Turns out that California since 2010 has contributed 20 percent of the country’s GDP growth with 12 percent of the country’s population. As we explored previously this growth occurred primarily after California passed a major tax increase in 2012. And was written off as in permanent decline by many during the Great Recession. Conventional wisdom had it that high taxes, not friendly to business, a structural budget deficit, paralyzed politics, etc. had ended California’s golden age. Think again!
California is sixth in per capita income. By contrast Michigan––which has relied on cutting taxes––is 30th. California’s per capita income is 14 percent above the national average, Michigan’s is 10 percent below. The difference is more than $12,000 per person.
And no Michigan is not growing faster than California. California’s per capita income in 2010 was eight percent above the national average which gives it a growth of six percentage points since 2010. Michigan in 2010 was 13 percent below the national average giving it a three percentage point gain since 2010.
When you dig deeper into the per capita income data the contrast becomes even greater. The component of per capita income that state policy is designed to raise is employment earnings––wages and employer paid benefits––per capita. California’s employment earnings per capita are a little more than $36,000 compared to a little less than $27,000 in Michigan. California’s employment earnings per capita are 16 percent above the national average, Michigan’s are 13 percent below.
In California, employment earnings are 64 percent; dividends, interest and rent are 21 percent; and government transfer payments are 15 percent of per capita income. In Michigan employment earnings are 61 percent; dividends interest and rent are 17 percent; and government transfer payments are 21 percent of per capita income.
(The state per capita income data comes form the Bureau of Economic Analysis and can be found here.)

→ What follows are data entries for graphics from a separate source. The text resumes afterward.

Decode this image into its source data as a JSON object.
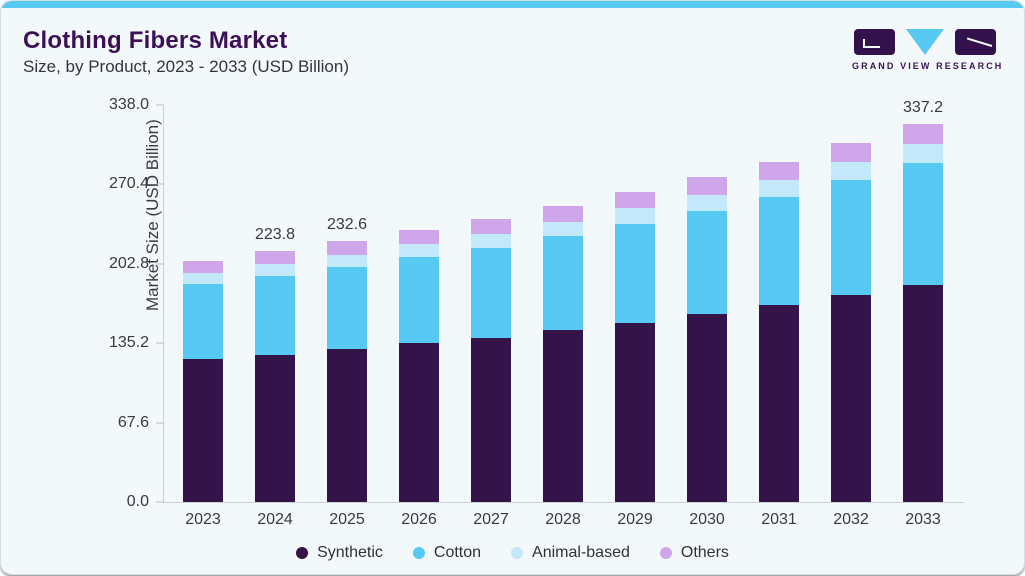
{
  "header": {
    "title": "Clothing Fibers Market",
    "subtitle": "Size, by Product, 2023 - 2033 (USD Billion)"
  },
  "logo": {
    "text": "GRAND VIEW RESEARCH",
    "brand_purple": "#32114c",
    "brand_cyan": "#58c9f1"
  },
  "chart_data": {
    "type": "bar",
    "stacked": true,
    "title": "Clothing Fibers Market Size, by Product, 2023 - 2033 (USD Billion)",
    "xlabel": "",
    "ylabel": "Market Size (USD Billion)",
    "categories": [
      "2023",
      "2024",
      "2025",
      "2026",
      "2027",
      "2028",
      "2029",
      "2030",
      "2031",
      "2032",
      "2033"
    ],
    "series": [
      {
        "name": "Synthetic",
        "color": "#341348",
        "values": [
          127.5,
          131.1,
          136.4,
          141.8,
          146.2,
          153.3,
          159.6,
          167.6,
          175.4,
          184.3,
          193.2
        ]
      },
      {
        "name": "Cotton",
        "color": "#57c9f2",
        "values": [
          66.7,
          70.8,
          73.1,
          76.3,
          80.6,
          83.5,
          88.4,
          92.0,
          96.3,
          102.6,
          108.8
        ]
      },
      {
        "name": "Animal-based",
        "color": "#c3e8fa",
        "values": [
          10.0,
          10.6,
          11.2,
          11.8,
          12.4,
          13.1,
          13.8,
          14.5,
          15.3,
          16.1,
          17.0
        ]
      },
      {
        "name": "Others",
        "color": "#cfa6e9",
        "values": [
          10.7,
          11.3,
          11.9,
          12.6,
          13.3,
          14.0,
          14.8,
          15.6,
          16.4,
          17.3,
          18.2
        ]
      }
    ],
    "totals": [
      214.9,
      223.8,
      232.6,
      242.5,
      252.5,
      263.9,
      276.6,
      289.7,
      303.4,
      320.3,
      337.2
    ],
    "bar_labels": [
      "",
      "223.8",
      "232.6",
      "",
      "",
      "",
      "",
      "",
      "",
      "",
      "337.2"
    ],
    "yticks": [
      "0.0",
      "67.6",
      "135.2",
      "202.8",
      "270.4",
      "338.0"
    ],
    "ylim": [
      0,
      338
    ],
    "draw_max": 354,
    "grid": false,
    "legend_position": "bottom"
  }
}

In my 2009 post rebutting the notion that California was in permanent decline I wrote:
The central important defining characteristic of California is their future orientation. No matter how screwed up their politics, its a state which, at its core, is at about creating the future, not protecting the past. What matters most is the talent and entrepreneurialism of the people of California. To the degree that policy matters what matters most is their embracing more than resisting globalization and technology. More free trade oriented, more open to immigrants, at the leading edge of green policies, stem cells and now transportation alternatives to the car.
Being a place that is aligned with the mega forces that are globalization and technology and a place that is focused on creating what is next rather than trying to regain what once was makes California prosperous today and highly likely to be prosperous tomorrow. Being welcoming to all and being willing to pay for––with higher taxes––public investments in a 21st Century infrastructure and human capital development just adds to their current and future competitive advantage.